Simone Remmert ist 1971 ins Jugendrotkreuz eingetreten. Seit dieser Zeit hat sie verschiedene Posten beim DRK in Wietze bekleidet und ist heute stellvertretende Vorsitzende des DRK OV Wietze.

 


Bürgermeister Wolfgang Klußmann fand aus diesem Anlass die folgenden Worte:

Meine sehr geehrten Damen und Herren!

Im Jahr 1985, beschlossen die Vereinten Nationen, fortan am 5. Dezember eines jeden Jahres den Internationalen Tag des Ehrenamtes zu feiern.

Dem Gedanken, das Ehrenamt öffentlich anzuerkennen und auszuzeichnen, folgen auch wir bereits seit dem Jahre 1994. Dabei verzichten wir aber ganz bewusst auf eine jährliche Ehrung, denn wir wollen vermeiden, dass durch eine inflationäre Entwicklung der Stellenwert dieser Veranstaltung schwindet.

Mehr als zwanzig Jahre nach der ersten Ehrung von Menschen, die mindestens 10 Jahre in Vereinen und Verbänden führend tätig waren, oder die sich um das öffentliche Gemeinwohl in besonderer Weise verdient gemacht haben, freue ich mich, Sie zur nunmehr bereits elften Bürgerehrung der Gemeinde Wietze hier im Deutschen Erdölmuseum willkommen heißen zu dürfen.

Stellvertretend für die zahlreichen Bürgerinnen und Bürger unserer Gemeinde, die zum Teil in aller Stille ihr bürgerliches Engagement seit Jahren ausüben und damit für unsere Gesellschaft unverzichtbare Eckpfeiler sind, begrüße ich an erster Stelle natürlich die Damen und Herren, die ich heute im Namen der Gemeinde Wietze für ihre besonderen Verdienste auszeichnen darf:

Herrn Werner Dörge
Frau Ellen Oldenburger
Frau Susanne Schröder
Frau Hildegard Witt
Herrn Edgar Kock
Frau Simone Remmert
Herrn Andreas Bartsch
Herrn Hans-Joachim Meyer
Herrn Helmut Töteberg
Herrn Wolfgang Hänsel

Herzlich willkommen heiße ich auch die Familienangehörigen und Freunde der zu Ehrenden, die Repräsentanten der Wietzer Vereine, die Ratsmitglieder, meine Mitarbeiter, die die heutige Veranstaltung vorbereitet haben und für das Gelingen des heutigen Abends Sorge tragen – und natürlich Herrn Dr. Lütgert als Hausherrn, der uns freundlicherweise einmal mehr die Räumlichkeiten des DEM zur Verfügung gestellt hat.
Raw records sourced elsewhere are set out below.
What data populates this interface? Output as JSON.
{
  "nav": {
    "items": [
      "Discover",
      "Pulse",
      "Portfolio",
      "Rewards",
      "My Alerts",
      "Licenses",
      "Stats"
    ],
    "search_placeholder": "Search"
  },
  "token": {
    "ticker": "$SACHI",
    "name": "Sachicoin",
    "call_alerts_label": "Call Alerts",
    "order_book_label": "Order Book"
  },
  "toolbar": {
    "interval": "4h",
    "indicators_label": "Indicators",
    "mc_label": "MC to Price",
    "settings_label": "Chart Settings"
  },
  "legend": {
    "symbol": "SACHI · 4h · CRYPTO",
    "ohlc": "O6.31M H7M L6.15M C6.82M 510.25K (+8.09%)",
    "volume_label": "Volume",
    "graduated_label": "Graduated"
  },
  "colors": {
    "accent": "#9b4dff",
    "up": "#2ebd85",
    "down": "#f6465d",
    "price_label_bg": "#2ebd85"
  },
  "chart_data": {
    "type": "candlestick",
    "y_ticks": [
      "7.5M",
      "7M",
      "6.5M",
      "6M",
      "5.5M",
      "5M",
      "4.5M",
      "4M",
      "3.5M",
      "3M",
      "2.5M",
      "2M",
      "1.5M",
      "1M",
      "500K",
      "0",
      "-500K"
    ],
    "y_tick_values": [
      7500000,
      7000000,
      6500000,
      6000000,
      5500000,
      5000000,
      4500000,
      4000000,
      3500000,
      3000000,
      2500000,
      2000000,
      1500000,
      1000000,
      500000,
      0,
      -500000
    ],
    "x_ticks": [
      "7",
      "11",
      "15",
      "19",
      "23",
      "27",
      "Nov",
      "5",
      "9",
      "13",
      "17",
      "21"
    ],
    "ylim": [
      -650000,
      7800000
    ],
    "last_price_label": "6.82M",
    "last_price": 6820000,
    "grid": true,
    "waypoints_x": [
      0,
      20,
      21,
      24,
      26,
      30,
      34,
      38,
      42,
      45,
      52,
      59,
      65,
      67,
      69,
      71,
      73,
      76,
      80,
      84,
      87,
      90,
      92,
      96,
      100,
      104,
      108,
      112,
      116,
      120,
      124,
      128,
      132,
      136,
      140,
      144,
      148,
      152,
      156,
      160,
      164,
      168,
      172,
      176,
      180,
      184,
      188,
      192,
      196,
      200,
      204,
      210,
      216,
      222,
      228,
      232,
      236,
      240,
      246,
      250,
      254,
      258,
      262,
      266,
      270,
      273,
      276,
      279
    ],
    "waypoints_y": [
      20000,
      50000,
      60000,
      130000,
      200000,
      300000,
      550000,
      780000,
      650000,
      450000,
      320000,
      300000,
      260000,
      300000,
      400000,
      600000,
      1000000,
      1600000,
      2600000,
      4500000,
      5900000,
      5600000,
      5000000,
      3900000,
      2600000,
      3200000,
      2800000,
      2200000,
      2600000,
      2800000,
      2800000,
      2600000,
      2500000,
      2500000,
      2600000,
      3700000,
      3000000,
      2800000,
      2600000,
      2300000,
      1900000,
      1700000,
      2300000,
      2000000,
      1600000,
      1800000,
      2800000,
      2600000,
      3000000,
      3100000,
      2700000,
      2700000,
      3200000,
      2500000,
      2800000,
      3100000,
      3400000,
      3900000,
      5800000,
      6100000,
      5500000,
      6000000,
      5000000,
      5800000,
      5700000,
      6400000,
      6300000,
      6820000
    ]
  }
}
Ich begrüße auch ganz herzlich unseren Landtagsabgeordneten Thomas Adasch, der fast jede gemeindliche Veranstaltung besucht und heute einmal mehr auch in seiner Funktion als stellv. Landrat die Fahne des Landkreises hochhält.

Auch die anwesenden Vertreter der Presse heiße ich herzlich willkommen und freue mich darüber, dass Sie dafür Sorge tragen werden, dass die heutige Ehrung verdienter Menschen angemessen öffentlich gewürdigt wird.

Ganz besonders freue ich mich auch darüber, dass es uns in diesem Jahr erneut gelungen ist, der Bürgerehrung mit einem attraktiven musikalischen Programm einen festlichen Rahmen zu verleihen, der dem besonderen Anlass des heutigen Abends mit Sicherheit gerecht werden wird.

Bereits zum vierten Mal in Folge konnten wir die „Private Musikschule Celle e.V.“ für die Begleitung der Bürgerehrung gewinnen. Frau Dorothee Knauer wird mit ihren Schülern

Hannah Janßen (13)
Anna Lindenmeir (13)
Heinrich Hummel (11)

dem heutigen Abend einen tollen Rahmen verleihen. Hannah und Heinrich haben bereits seit 5 Jahren, Anna seit 3 Jahren Geigenunterricht. Alle drei sind schon häufiger in öffentlichen Konzerten aufgetreten und machen viel Kammermusik, außerdem sind sie Mitglieder der Schulorchester von Ernestinum (Hannah und Anna) und KAV (Heinrich). Heinrich nahm im Frühjahr am Wettbewerb „Jugend musiziert“ teil und erzielte auf Landesebene einen 2. Platz. Musik ist für ihre Freizeit ein wichtiges Hobby, darüber hinaus macht Hannah viel Leichtathletik, Anna tanzt Rock’n Roll und spielt Blockflöte, Heinrich hat noch Klavierunterricht und spielt Fußball.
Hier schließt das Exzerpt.